Export market development remains essential for achieving scale economics in relatively small domestic markets. Manufacturers successfully exporting typically focus on niche products where they have genuine competitive advantages rather than trying to compete in commodity categories against low-cost producers.
The relationship between manufacturers and major retailers or industrial customers involves continuing power imbalances. Large buyers can demand pricing and terms that squeeze manufacturer margins, particularly when imports provide alternative supply sources. Manufacturers developing direct-to-consumer channels or diversified customer bases reduce dependence on any single buyer.
Workplace health and safety regulations continue tightening, increasing compliance costs and administrative burden. While safety improvements benefit workers, the regulatory complexity creates particular challenges for smaller manufacturers without dedicated safety and compliance staff.

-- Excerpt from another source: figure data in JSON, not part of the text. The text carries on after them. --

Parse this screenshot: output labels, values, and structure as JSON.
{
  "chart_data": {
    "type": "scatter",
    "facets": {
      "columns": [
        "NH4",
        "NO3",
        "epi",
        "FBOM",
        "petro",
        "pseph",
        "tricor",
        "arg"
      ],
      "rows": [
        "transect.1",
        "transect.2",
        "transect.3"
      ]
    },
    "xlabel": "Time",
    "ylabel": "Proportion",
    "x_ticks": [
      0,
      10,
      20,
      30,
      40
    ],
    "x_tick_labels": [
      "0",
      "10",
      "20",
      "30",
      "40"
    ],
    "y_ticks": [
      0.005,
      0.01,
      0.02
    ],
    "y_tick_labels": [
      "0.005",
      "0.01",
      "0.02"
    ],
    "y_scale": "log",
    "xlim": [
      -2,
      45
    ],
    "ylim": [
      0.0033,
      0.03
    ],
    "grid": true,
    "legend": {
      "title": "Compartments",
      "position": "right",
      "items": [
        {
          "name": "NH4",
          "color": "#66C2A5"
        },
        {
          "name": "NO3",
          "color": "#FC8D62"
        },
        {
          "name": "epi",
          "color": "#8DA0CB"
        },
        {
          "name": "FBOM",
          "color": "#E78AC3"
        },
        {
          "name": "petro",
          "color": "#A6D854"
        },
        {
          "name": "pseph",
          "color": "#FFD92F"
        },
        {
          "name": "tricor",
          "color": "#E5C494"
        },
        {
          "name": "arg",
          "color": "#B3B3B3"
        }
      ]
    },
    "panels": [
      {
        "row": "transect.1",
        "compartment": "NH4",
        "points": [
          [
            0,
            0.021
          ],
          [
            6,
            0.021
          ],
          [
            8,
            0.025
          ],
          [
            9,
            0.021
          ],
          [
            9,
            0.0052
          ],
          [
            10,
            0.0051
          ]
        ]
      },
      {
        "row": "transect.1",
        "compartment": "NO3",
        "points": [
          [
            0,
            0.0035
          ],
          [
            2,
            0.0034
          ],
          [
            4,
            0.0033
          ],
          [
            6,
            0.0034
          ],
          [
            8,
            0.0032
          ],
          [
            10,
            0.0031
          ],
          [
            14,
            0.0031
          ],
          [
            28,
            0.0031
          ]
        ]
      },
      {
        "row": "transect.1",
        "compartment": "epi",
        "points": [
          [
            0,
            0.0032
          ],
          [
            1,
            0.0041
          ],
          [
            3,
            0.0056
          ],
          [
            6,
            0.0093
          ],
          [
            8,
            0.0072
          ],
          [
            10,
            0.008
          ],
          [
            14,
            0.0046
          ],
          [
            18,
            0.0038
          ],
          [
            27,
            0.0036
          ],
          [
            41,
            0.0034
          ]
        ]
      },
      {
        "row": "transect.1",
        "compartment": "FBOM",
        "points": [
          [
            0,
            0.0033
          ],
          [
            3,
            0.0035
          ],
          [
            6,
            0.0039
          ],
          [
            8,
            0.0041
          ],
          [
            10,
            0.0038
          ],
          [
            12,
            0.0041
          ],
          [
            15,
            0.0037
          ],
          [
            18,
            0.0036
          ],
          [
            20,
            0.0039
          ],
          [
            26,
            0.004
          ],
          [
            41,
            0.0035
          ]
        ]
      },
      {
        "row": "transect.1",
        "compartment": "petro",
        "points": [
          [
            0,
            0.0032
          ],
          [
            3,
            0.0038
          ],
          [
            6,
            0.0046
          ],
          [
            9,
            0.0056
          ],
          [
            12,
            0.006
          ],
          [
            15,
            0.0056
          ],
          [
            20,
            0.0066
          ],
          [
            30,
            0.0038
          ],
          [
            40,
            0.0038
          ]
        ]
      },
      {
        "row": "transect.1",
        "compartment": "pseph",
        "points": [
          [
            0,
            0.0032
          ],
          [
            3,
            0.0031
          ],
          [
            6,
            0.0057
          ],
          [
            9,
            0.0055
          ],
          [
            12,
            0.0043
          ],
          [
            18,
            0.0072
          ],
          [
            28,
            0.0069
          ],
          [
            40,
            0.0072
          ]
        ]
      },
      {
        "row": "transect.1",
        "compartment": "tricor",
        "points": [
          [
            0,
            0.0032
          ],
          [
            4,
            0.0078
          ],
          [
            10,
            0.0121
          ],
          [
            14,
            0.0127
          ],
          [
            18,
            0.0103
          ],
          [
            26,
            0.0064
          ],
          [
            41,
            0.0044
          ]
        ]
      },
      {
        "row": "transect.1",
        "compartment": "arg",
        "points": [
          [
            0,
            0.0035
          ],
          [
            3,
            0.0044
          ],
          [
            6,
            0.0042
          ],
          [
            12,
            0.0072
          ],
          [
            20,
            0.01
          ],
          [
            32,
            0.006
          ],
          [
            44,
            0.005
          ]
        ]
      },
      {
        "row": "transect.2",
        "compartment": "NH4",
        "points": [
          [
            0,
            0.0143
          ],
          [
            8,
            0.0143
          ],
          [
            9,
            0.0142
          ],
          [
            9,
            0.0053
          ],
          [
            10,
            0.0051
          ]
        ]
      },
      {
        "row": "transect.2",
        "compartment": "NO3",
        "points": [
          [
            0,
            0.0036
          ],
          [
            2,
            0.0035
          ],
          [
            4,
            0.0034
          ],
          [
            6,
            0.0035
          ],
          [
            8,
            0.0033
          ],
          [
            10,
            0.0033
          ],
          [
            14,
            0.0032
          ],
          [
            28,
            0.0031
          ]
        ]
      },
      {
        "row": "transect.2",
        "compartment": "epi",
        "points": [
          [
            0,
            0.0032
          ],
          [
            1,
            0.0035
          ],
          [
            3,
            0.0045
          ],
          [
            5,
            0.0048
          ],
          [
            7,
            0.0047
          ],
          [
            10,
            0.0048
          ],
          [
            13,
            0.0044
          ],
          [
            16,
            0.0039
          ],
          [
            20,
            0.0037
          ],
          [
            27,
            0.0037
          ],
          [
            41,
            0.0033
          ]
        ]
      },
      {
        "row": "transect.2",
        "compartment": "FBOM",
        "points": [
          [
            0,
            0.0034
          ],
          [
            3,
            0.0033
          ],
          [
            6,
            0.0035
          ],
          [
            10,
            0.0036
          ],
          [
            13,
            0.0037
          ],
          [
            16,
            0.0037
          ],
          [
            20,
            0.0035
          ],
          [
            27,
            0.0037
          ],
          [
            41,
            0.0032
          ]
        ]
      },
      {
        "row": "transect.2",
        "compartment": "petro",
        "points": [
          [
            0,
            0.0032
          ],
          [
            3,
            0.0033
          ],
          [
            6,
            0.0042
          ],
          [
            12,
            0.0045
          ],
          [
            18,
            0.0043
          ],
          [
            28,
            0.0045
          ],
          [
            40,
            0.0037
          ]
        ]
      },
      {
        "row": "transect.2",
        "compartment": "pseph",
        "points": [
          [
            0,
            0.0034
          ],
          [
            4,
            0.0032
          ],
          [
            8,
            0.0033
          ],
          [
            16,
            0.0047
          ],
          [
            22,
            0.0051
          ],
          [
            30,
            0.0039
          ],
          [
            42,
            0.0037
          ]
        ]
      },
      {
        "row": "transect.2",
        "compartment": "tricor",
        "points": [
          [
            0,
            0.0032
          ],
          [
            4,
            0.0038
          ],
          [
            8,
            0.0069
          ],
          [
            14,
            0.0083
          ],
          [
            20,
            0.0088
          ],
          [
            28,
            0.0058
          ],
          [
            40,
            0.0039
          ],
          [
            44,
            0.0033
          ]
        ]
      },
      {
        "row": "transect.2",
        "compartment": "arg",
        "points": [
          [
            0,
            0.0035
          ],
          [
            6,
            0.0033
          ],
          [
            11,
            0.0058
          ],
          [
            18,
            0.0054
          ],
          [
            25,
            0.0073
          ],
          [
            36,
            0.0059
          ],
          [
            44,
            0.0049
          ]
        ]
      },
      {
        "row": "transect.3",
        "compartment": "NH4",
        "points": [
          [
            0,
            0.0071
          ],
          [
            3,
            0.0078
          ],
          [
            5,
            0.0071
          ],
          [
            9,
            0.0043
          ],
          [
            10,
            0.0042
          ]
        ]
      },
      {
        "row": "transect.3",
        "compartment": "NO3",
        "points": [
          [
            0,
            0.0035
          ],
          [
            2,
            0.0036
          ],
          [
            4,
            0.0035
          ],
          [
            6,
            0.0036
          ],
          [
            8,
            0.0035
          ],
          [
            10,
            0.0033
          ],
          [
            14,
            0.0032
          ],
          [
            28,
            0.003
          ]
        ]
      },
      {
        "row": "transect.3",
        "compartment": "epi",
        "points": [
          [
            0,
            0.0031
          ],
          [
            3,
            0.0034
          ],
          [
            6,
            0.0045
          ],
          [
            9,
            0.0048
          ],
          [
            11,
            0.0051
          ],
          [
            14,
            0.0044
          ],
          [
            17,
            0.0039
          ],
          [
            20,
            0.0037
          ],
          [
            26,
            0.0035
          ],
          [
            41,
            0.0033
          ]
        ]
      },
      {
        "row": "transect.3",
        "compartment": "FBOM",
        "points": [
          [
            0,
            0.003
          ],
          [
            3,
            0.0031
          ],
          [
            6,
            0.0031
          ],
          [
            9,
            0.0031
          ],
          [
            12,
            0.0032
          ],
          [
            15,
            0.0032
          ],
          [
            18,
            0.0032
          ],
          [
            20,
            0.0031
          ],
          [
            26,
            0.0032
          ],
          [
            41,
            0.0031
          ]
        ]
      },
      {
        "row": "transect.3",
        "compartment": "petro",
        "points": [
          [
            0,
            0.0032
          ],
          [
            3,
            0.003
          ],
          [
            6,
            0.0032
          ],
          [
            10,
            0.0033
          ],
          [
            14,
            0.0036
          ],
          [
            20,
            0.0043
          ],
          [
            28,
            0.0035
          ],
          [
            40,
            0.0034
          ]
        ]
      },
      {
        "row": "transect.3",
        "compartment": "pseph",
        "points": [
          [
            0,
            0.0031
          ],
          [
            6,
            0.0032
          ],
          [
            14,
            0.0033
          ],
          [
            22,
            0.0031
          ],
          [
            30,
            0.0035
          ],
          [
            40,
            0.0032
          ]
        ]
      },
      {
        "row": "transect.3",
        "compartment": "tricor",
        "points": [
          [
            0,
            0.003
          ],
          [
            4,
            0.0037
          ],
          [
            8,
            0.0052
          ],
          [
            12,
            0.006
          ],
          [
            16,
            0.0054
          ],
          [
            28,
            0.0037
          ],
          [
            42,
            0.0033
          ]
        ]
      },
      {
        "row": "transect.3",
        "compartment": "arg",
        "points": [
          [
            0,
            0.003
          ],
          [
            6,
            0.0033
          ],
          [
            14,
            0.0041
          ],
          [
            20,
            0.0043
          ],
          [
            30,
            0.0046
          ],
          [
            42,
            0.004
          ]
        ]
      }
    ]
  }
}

Industry assistance programs provide some support for manufacturers investing in capability development, export market entry, or productivity improvements. However, grant programs involve competitive application processes and often require significant co-investment that constrains access for smaller businesses.
The manufacturing workforce is aging in many sectors, with insufficient younger workers entering trades to replace retiring skilled workers. Apprenticeship programs exist but don’t attract adequate numbers to offset demographic trends. This creates looming capability gaps that will intensify through the rest of the decade.
Digital technology adoption in manufacturing varies enormously. Leading manufacturers use sophisticated enterprise systems, predictive maintenance, and data analytics to optimize operations. But many smaller manufacturers still operate with minimal digital infrastructure, limiting productivity improvement potential.
One firm specializing in manufacturing technology noted that AI strategy support can help manufacturers identify automation opportunities and implementation approaches that deliver returns on investment. However, technology adoption requires not just capital but also organizational change management that many manufacturers underestimate.
The relationship between manufacturing and services is evolving, with manufacturers increasingly offering service wrapping around products—maintenance, spare parts, upgrades—that provide higher margins than product sales alone. This servitization trend requires different capabilities and business models compared to pure manufacturing.
Property and facilities costs for manufacturing are being affected by industrial real estate market dynamics. Manufacturing facilities require specific infrastructure that limits location flexibility, and many traditional industrial areas are being rezoned for higher-value uses like residential or commercial development.
Looking at 2026 specifically, manufacturers should plan for continuing cost pressure, selective demand strength in sectors like food and advanced manufacturing, and ongoing requirements to invest in productivity and capability to remain competitive. The businesses that will thrive are those that’ve accepted that cheap, simple manufacturing doesn’t have a sustainable future in high-cost economies like Australia and New Zealand.
The manufacturing sector won’t deliver employment and output growth that it did in earlier decades, but sustainable niche manufacturers providing high-value products and services will continue operating successfully. The key is realistic assessment of competitive positioning and strategic focus on segments where genuine advantages exist.
Manufacturing policy debates continue around how much government support is appropriate versus allowing market forces to determine industry structure. Regardless of how these debates resolve, manufacturers need strategies that work in current conditions rather than hoping for policy rescue.